Thailand has 12 million households, which account for 22% of the country’s energy consumption. If more households use high efficiency appliances, the energy demand of the country will be much decreased. In addition, household energy bills will decrease thus saving consumers money. However, the most important factor is that it reduces national energy consumption which is necessary for our world today.
To help you identify which appliances, electronics are energy saving, look out for a few key labels that will help you make your environmentally responsible decision!
Labels to look out for:
EGAT’s (Electricity Generating Authority of Thailand) energy label is recognized among consumers as an assessment of energy efficiency of an electrical appliance. You will find this label on refrigerators, air-conditioners, compact fluorescent lamps, ballasts, fans, nutritious brown rice, rice cookers, and electric lamps.

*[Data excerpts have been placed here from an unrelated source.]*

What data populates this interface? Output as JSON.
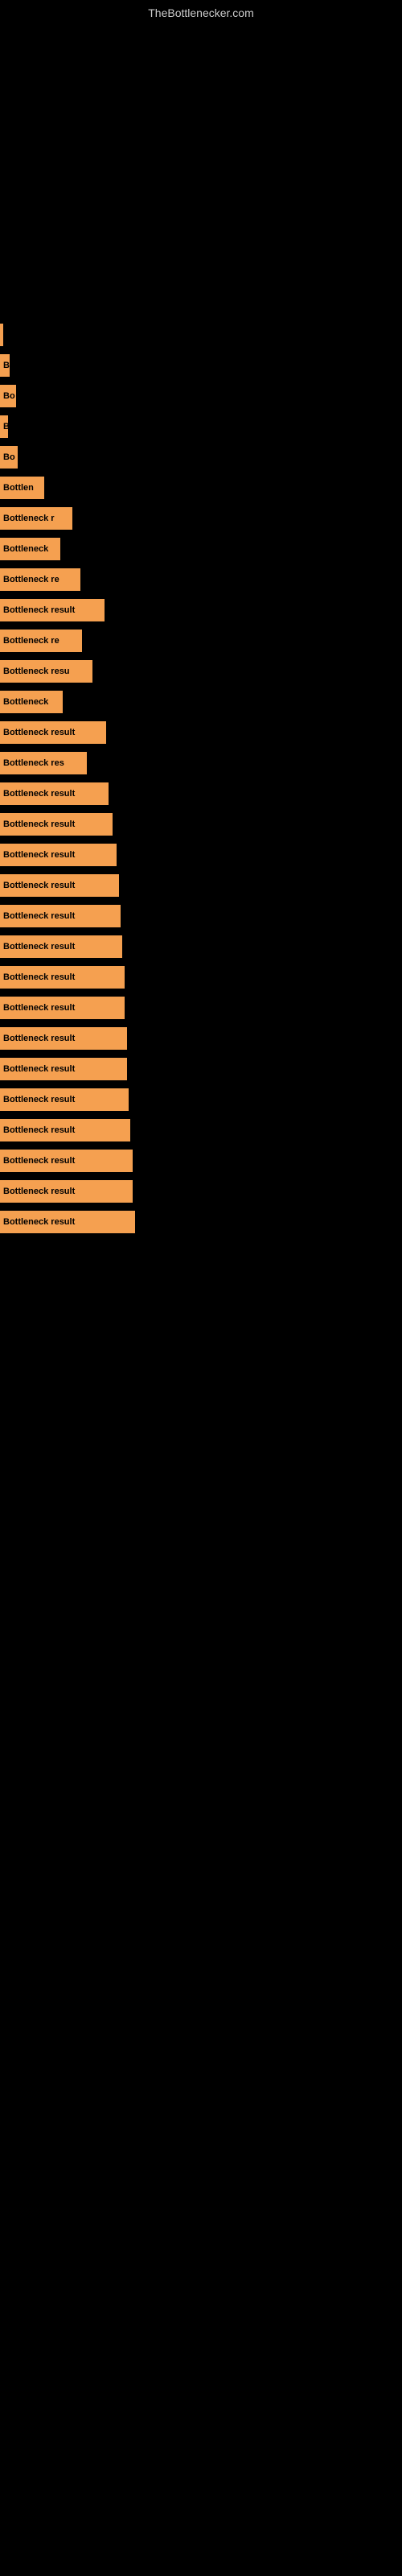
{
  "site": {
    "title": "TheBottlenecker.com"
  },
  "bars": [
    {
      "label": "",
      "width": 4
    },
    {
      "label": "B",
      "width": 12
    },
    {
      "label": "Bo",
      "width": 20
    },
    {
      "label": "B",
      "width": 10
    },
    {
      "label": "Bo",
      "width": 22
    },
    {
      "label": "Bottlen",
      "width": 55
    },
    {
      "label": "Bottleneck r",
      "width": 90
    },
    {
      "label": "Bottleneck",
      "width": 75
    },
    {
      "label": "Bottleneck re",
      "width": 100
    },
    {
      "label": "Bottleneck result",
      "width": 130
    },
    {
      "label": "Bottleneck re",
      "width": 102
    },
    {
      "label": "Bottleneck resu",
      "width": 115
    },
    {
      "label": "Bottleneck",
      "width": 78
    },
    {
      "label": "Bottleneck result",
      "width": 132
    },
    {
      "label": "Bottleneck res",
      "width": 108
    },
    {
      "label": "Bottleneck result",
      "width": 135
    },
    {
      "label": "Bottleneck result",
      "width": 140
    },
    {
      "label": "Bottleneck result",
      "width": 145
    },
    {
      "label": "Bottleneck result",
      "width": 148
    },
    {
      "label": "Bottleneck result",
      "width": 150
    },
    {
      "label": "Bottleneck result",
      "width": 152
    },
    {
      "label": "Bottleneck result",
      "width": 155
    },
    {
      "label": "Bottleneck result",
      "width": 155
    },
    {
      "label": "Bottleneck result",
      "width": 158
    },
    {
      "label": "Bottleneck result",
      "width": 158
    },
    {
      "label": "Bottleneck result",
      "width": 160
    },
    {
      "label": "Bottleneck result",
      "width": 162
    },
    {
      "label": "Bottleneck result",
      "width": 165
    },
    {
      "label": "Bottleneck result",
      "width": 165
    },
    {
      "label": "Bottleneck result",
      "width": 168
    }
  ]
}
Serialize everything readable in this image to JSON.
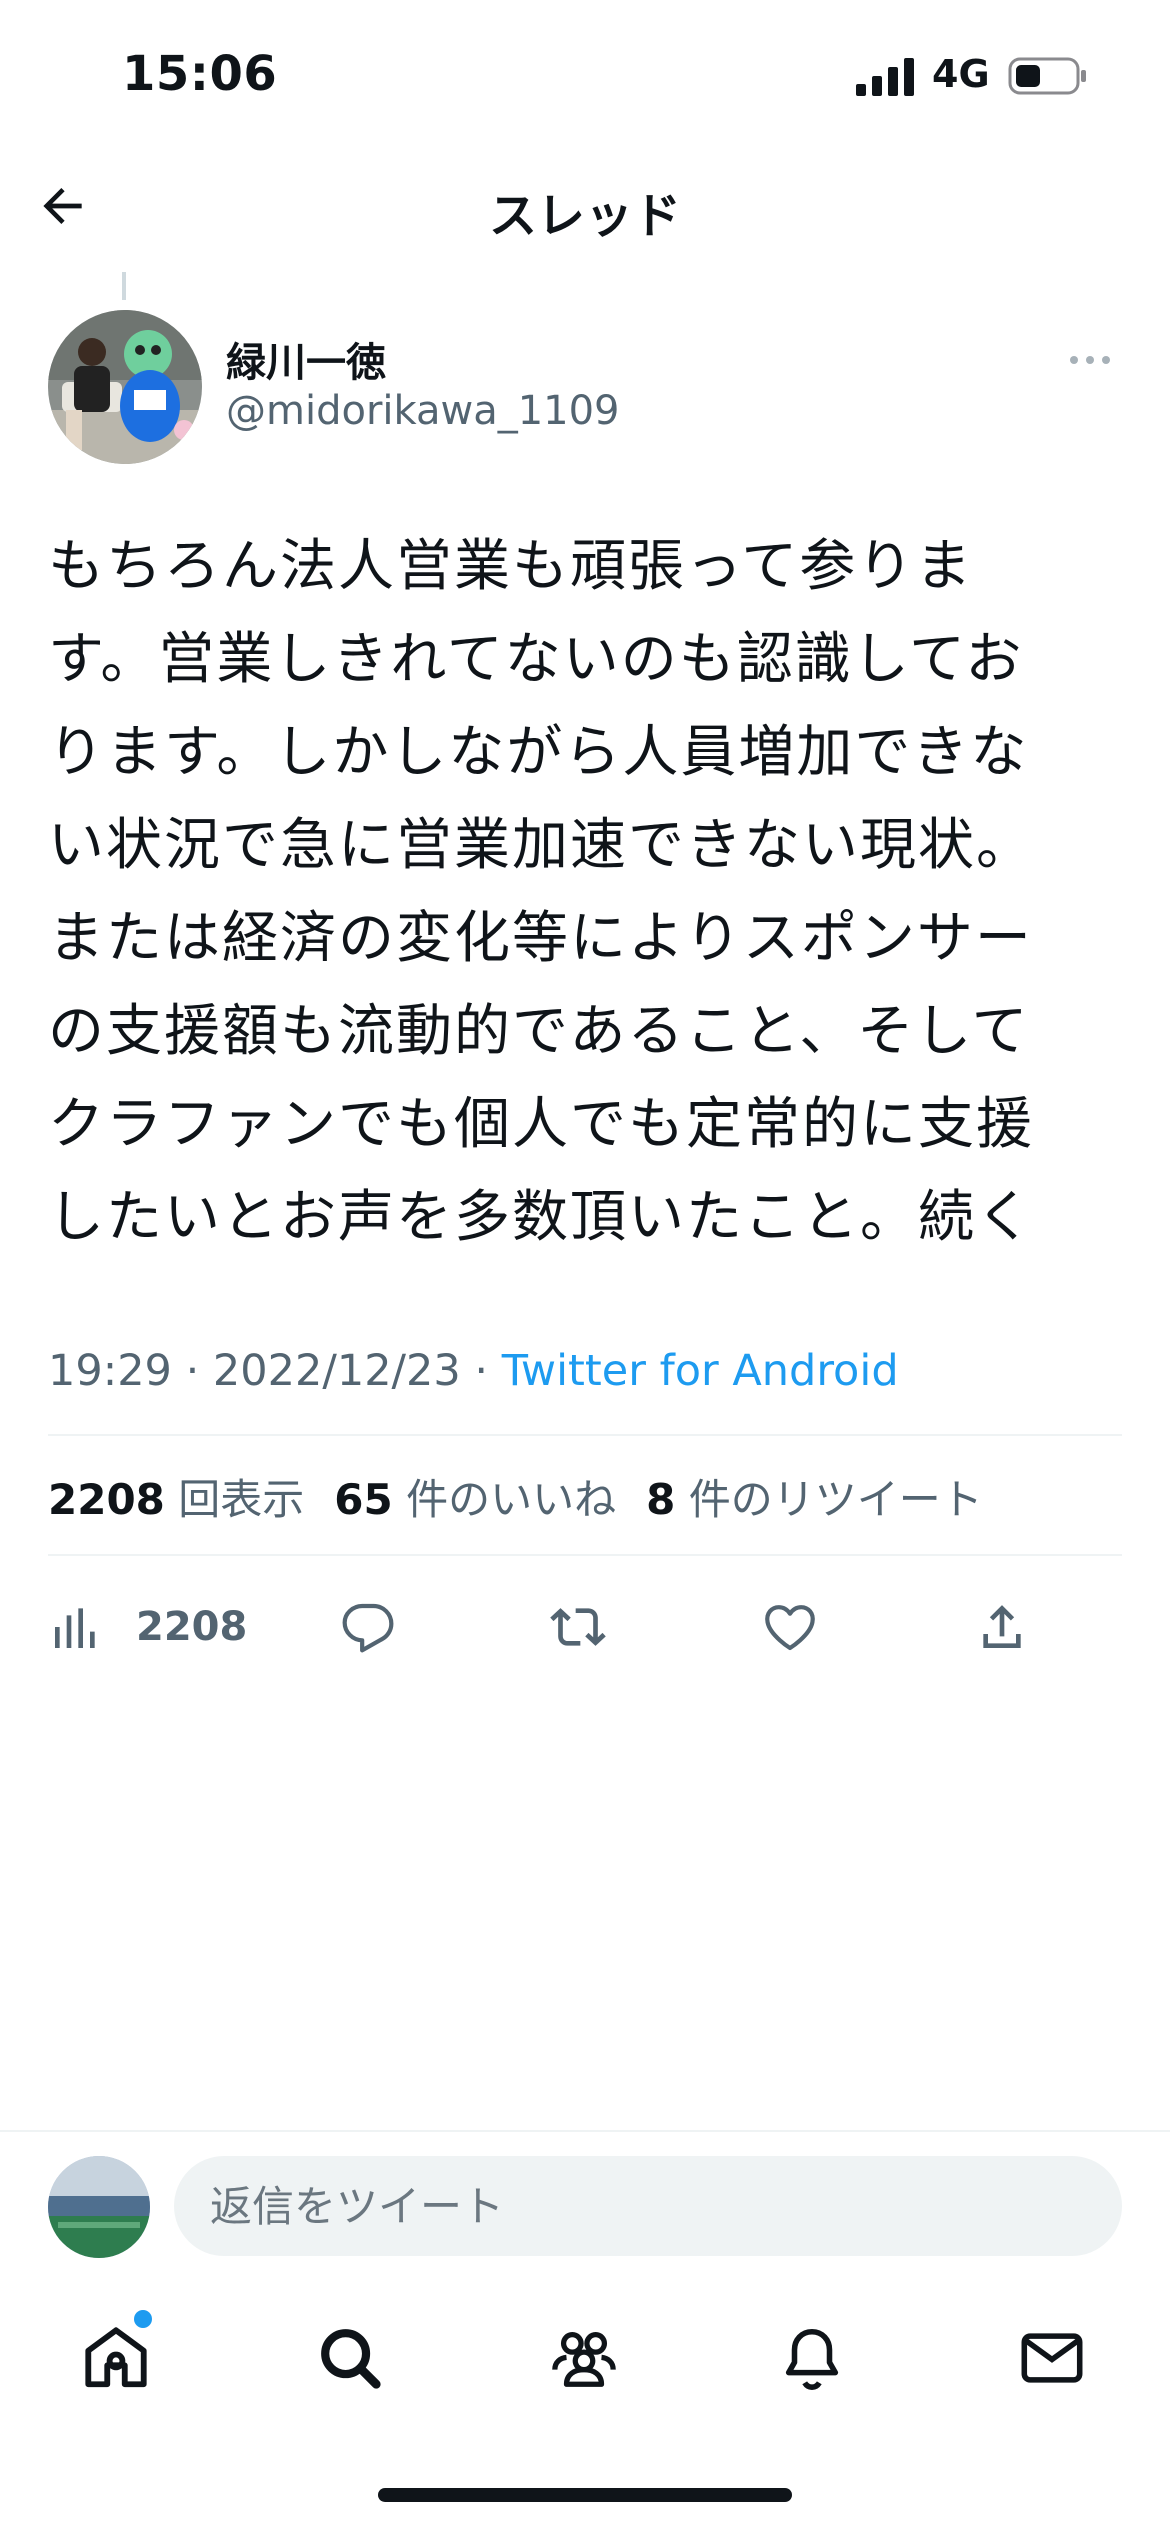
{
  "status_bar": {
    "time": "15:06",
    "network": "4G"
  },
  "header": {
    "title": "スレッド"
  },
  "tweet": {
    "author_name": "緑川一徳",
    "author_handle": "@midorikawa_1109",
    "lines": [
      "もちろん法人営業も頑張って参りま",
      "す。営業しきれてないのも認識してお",
      "ります。しかしながら人員増加できな",
      "い状況で急に営業加速できない現状。",
      "または経済の変化等によりスポンサー",
      "の支援額も流動的であること、そして",
      "クラファンでも個人でも定常的に支援",
      "したいとお声を多数頂いたこと。続く"
    ],
    "timestamp": "19:29 · 2022/12/23 · ",
    "source": "Twitter for Android",
    "stats": {
      "views": "2208",
      "views_label": "回表示",
      "likes": "65",
      "likes_label": "件のいいね",
      "retweets": "8",
      "retweets_label": "件のリツイート"
    },
    "actions": {
      "views_count": "2208"
    }
  },
  "reply": {
    "placeholder": "返信をツイート"
  },
  "nav": {
    "items": [
      "home-icon",
      "search-icon",
      "communities-icon",
      "notifications-icon",
      "messages-icon"
    ],
    "accent": "#1d9bf0"
  }
}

Shown on the right, EGAT’s energy label, called “Energy Label No. 5″ as it rank products on a scale of #1 to #5, where a rating of #5 is the highest efficiency level and #3 is average. The label also shows consumers the average energy consumption per year (kWh/year) and the average electricity price per year (Baht/year). Since these programs are voluntary, manufacturers/distributors choose not to label their products if tests reveal that their products are less efficient than average (#3). Thus, no product in the market shows #1 or #2 label.
To obtain an energy label, one sample unit must be randomly selected from a pool of at least 30 units of the same model (same size and features) and sent to the Thailand Industrial Standards Institute (TISI) laboratory for energy performance testing. Once the model has been tested, it is issued a label with a ranking between #1 to #5 according to its efficiency value compared to the average efficiency value within its size category. Then, the manufacturer/distributor may choose whether or not to use the assigned label on their product.
This label is thus incredibly useful in helping you assess whether or not an appliance is right for you and the environment.
An alternate label is the Green Label Thailand shown on the left. This shows that the product has been assessed to be environmentally friendly by the Thailand Environment Institute. For more details on this label, certification and assessment criteria check out the article on the Green News page.
Click here for a TEI Website List of certified eco-friendly electronics and lighting. Its a little hard to read, but nevertheless a useful resource.
Head to your local electronics store and look out for the labels! Send us an email at firstname.lastname@example.org if you find a product you think stands out from the green wash.
Labels that cannot be trusted:
Labels such as Energy Star logo as shown on the right are questionable and provide no assurance of environmental friendliness. There have been many cases of false labelling using this logo and as such is not a trusted emblem. For more details see Energy Star.
Do you really need that carrot dicer?
Also, it is important to remember that we have a lot of electronics we don’t use at all! So think before you buy something….do you actually need it? Do you actually need a gadget specifically for dicing carrots when you already own a food processor? Buying multi purpose gadgets can help save space, money and electronic waste.